Percent yield = (200 g/ 299.39 g)*100 %
Percent yield = 0.6680*100 %
Percent yield = 66.8 %

C3H8 + 5O2 --> 4H2O + 3CO2
m(CO2) = 200g
n(CO2) = 200g / 44 g/mol = 4.5 mol
n(C3H8) = 4.5 mol /3 = 1.5 mol
m(C3H8) = 1.5 mol * 44 g/mol = 66.6 g (C3H8 and CO2 happen to both have a molecular mass of 44 g/mol)

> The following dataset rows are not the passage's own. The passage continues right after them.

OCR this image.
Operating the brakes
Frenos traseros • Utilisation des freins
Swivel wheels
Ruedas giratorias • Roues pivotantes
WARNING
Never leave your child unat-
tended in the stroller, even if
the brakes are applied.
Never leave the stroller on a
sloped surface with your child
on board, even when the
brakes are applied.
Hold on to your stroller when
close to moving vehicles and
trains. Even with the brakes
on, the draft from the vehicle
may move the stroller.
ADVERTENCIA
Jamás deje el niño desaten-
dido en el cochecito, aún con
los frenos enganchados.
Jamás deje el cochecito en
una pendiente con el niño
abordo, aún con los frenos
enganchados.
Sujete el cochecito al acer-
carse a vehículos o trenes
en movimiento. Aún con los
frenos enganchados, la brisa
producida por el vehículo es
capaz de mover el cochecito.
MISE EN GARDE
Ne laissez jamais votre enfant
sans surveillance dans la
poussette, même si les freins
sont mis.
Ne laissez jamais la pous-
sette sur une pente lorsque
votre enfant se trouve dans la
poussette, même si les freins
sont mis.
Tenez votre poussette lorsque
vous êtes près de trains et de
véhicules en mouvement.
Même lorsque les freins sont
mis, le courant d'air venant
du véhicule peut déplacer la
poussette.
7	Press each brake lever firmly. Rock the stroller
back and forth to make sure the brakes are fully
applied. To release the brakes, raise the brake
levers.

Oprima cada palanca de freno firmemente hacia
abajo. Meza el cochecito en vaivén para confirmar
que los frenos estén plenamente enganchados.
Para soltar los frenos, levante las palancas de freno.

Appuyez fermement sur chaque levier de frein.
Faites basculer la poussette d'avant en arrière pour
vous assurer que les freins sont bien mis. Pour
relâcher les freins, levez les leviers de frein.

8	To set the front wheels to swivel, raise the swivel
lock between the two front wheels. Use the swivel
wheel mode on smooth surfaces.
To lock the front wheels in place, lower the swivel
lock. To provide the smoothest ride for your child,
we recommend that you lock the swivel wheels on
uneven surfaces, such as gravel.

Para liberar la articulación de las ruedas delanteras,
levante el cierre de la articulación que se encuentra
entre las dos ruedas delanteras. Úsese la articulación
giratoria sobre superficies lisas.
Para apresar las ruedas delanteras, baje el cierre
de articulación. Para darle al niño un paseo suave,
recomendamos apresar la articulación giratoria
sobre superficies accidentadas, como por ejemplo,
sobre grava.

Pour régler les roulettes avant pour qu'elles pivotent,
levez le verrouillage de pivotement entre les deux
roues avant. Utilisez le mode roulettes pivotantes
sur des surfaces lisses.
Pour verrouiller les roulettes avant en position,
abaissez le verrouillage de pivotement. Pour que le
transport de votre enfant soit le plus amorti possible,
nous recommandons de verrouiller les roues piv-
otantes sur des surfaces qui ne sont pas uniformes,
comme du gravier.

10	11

Percentage yield of C3H8 is 66.6/100g = 66.6%

Equation:
C3H8 + 5 O2 = 3 CO2 + 4 H2O
1 mol C3H8 will produce 3 mol CO2
Molar mass C3H8 = 44g/mol
Mol C3H8 in 100g = 100/44 = 2.273 mol C3H8
This will produce 2.273*3 = 6.818 mol CO2
Molar mass CO2 = 44g/mol
Mass of 6.818 mol CO2 = 6.818*44 = 300g CO2 Theoretical yield
Actual yield = 200g CO2
% yield = 200/300*100 = 66.6% yield.